Apart from extreme events such as heat waves and floods, ‘loss and damage’ also encompasses ‘slow-onset’ phenomena such as rising sea levels, which threatens countries like Kiribati and Tuvalu. The need to address economic and non-economic loss, such as loss of cultural identity and heritage, in such contexts is apparent. Moreover, potential victims or survivors of climate change induced traumas ought to be included in the process of legally codifying ‘loss and damage.’
The international community has attempted to respond to climate crises under the UN Framework Convention on Climate Change (UNFCCC). While countries have nominally committed to climate finance, contributions, have not been sufficient to kick-start the Green Climate Fund, or to begin compensating the survivors of climatic events. The ‘loss and damage’ framework might help in this effort to safeguard resources for compensation and insurance for future catastrophic events by framing contributions not as charity, but as liability owed. An approach based upon the enforcing of legal obligation has the advantage of not being as dependent on the whims of fluctuating government opinions.
One fitting way to conceive liability would be as ‘reparations’ for damage: liability reflecting the proportional responsibility of countries for historically accumulated and presently manifesting emissions. Framing the liability in this way could avoid the issue of legal time limitations. The defendants in such a case would be wealthier, developed nations, whose contributions to fossil fuel emissions have accounted for roughly three-quarters of the total emissions since the industrial revolution. Despite current trends in the Global South, the per capita emissions in a wealthy country still remain multifold compared to a person in China or India.

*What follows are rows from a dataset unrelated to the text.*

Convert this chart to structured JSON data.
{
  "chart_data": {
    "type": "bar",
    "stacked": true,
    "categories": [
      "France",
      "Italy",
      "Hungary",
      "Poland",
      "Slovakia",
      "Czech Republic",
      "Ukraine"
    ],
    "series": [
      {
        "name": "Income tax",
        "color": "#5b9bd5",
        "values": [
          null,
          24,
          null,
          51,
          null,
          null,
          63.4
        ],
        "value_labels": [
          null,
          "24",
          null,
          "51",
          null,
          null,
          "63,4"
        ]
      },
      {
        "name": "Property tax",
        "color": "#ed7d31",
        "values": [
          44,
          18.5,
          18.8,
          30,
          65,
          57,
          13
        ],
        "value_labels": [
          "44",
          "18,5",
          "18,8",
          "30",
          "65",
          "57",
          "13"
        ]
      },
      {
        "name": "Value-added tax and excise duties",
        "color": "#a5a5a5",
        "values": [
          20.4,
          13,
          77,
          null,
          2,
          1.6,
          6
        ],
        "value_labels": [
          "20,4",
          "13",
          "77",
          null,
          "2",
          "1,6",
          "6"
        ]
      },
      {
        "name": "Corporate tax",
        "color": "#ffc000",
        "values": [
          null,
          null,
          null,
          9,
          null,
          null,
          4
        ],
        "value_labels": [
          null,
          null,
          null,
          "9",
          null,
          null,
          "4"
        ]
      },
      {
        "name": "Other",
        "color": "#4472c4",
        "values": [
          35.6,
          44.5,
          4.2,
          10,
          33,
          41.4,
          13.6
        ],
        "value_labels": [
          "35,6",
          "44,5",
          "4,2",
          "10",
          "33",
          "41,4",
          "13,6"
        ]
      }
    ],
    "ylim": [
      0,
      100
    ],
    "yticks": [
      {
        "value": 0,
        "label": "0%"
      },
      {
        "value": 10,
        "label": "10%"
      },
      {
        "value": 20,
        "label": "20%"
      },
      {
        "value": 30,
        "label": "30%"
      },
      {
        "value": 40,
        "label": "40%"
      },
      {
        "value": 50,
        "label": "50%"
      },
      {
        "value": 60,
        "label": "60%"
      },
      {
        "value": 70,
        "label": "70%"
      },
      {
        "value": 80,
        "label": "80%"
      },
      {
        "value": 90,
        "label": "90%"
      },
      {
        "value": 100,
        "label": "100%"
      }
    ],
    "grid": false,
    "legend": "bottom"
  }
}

A common doubt is: how do we calculate liability in such a complex context? One legal response might acknowledge that approximations of compensation for complex, non-economic liability are carried out daily in courts around the world. Unlike economics, which demands supposed certainty of facts, legal thought has for a long time engaged with elusive chains of causation, normative evaluations of what is “just, fair and reasonable” – even attributing liability for historical wrongs (the Mau Mau case). The ecological aspects of ‘loss and damage’ could be – in the absence of legal standing for nature – approached through legal public trust doctrines, as suggested by Mary Christina Wood in Nature’s Trust.
Moreover, a scientific and legal basis for liability already exists within the convoluted layers of UNFCCC – embodied in Article 3, which states that “in accordance with their common but differentiated responsibilities… the developed country Parties should take the lead in combating climate change and the adverse effects thereof.” The ‘Annex I’ Developed countries have nonetheless been hesitant to allow a textual admission of liability. While politically explainable, such ‘short-termist’ opposition will hurt the planet as a whole. Legally, it also stands in contrast to the very ideals on which the UNFCCC was built: a necessity perceived in the 1992 Rio Declaration (Principle 13) for states to cooperate on “international law regarding liability and compensation for adverse effects of environmental damage.” It seems that the UNFCCC has the legal mandate – and merely lacks the fortitude and the will – to step up to its role in allocating liability and compensation for ‘loss and damage.’